De acordo com Soares, foi a partir da primeira Ação Civil para criar o parque na Serra Vermelha, que a sociedade tomou conhecimento sobre a trama política para a JB explorar a área, a princípio 114 mil hectares, com perspectiva de ampliar para 300 mil hectares. “No primeiro momento eles tentaram liberar o projeto, como não tinha brecha, partiram para assegurar a posse da terra para a JB e conseguiram”, narra o ambientalista afirmando que o negócio só deu certo porque o ex-presidente Lula se envolveu no caso, atendendo pedido de Wellington Dias, que ainda conseguiu com o ex-presidente a quantia de R$ 150 milhões pela ampliação do parque Serra das Confusões.

“Da forma como foi feita a negociata ficou claro que a JB pretende continuar explorando a terra, como vem fazendo”, afirma Francisco Soares, se referindo à explosão de carvoarias, em torno de 70 na região, muitas, segundo denuncias de moradores da região, pertence a JB e foram arrendadas por laranjas. O carvão, segundo Soares, vem alimentando as siderúrgicas de Minas Gerais.

O Promotor de Justiça do município de Curimatá, Rômulo Cordão, confirma a existência de inúmeras carvoarias e diz que existem esquemas forjados pelos carvoeiros para dar feição de legalidade tanto em relação às licenças ambientais, cuja maioria está vencida, quanto aos DOFs- Documento de Origem Florestal falsos.

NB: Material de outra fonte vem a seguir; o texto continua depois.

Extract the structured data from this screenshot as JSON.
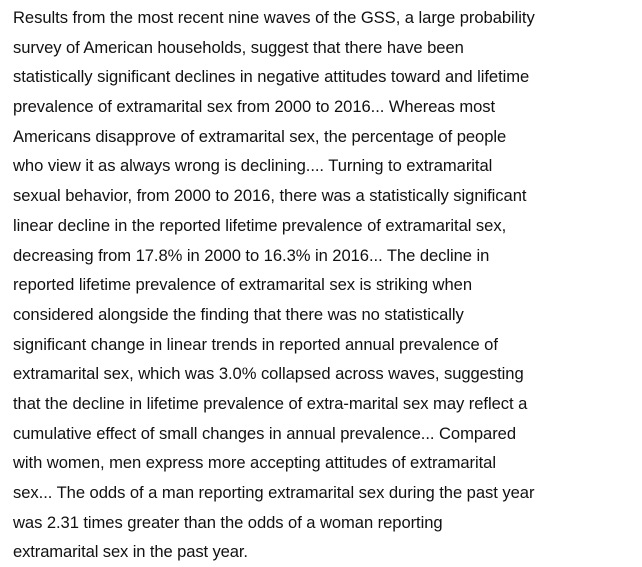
{
  "paragraph": {
    "lines": [
      "Results from the most recent nine waves of the GSS, a large probability",
      "survey of American households, suggest that there have been",
      "statistically significant declines in negative attitudes toward and lifetime",
      "prevalence of extramarital sex from 2000 to 2016... Whereas most",
      "Americans disapprove of extramarital sex, the percentage of people",
      "who view it as always wrong is declining.... Turning to extramarital",
      "sexual behavior, from 2000 to 2016, there was a statistically significant",
      "linear decline in the reported lifetime prevalence of extramarital sex,",
      "decreasing from 17.8% in 2000 to 16.3% in 2016... The decline in",
      "reported lifetime prevalence of extramarital sex is striking when",
      "considered alongside the finding that there was no statistically",
      "significant change in linear trends in reported annual prevalence of",
      "extramarital sex, which was 3.0% collapsed across waves, suggesting",
      "that the decline in lifetime prevalence of extra-marital sex may reflect a",
      "cumulative effect of small changes in annual prevalence... Compared",
      "with women, men express more accepting attitudes of extramarital",
      "sex... The odds of a man reporting extramarital sex during the past year",
      "was 2.31 times greater than the odds of a woman reporting",
      "extramarital sex in the past year."
    ]
  }
}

Cordão afirma que as dificuldades para combater os carvoeiros são inúmeras. A começar pelo o volume de trabalho sob sua responsabilidade, já que responde por quatro municípios da região. Sem contar a falta de condições de trabalho. “Faltam instrumentos, pessoal, informação e muitos outros empecilhos que dificultam a fiscalização”, justifica.

Enquanto a Justiça faz sua parte, o movimento ambiental do Piauí continua com a campanha pela criação de uma unidade de conservação na Serra Vermelha. A Rede Ambiental do Piauí-REAPI, à frente da campanha se prepara para o lançamento de um novo cartaz e a adesão de importantes ONGs, como SOS Mata Atlântica, Reserva da Biosfera da Mata Atlântica, entre outras.

Tânia Martins é jornalista e ambientalista.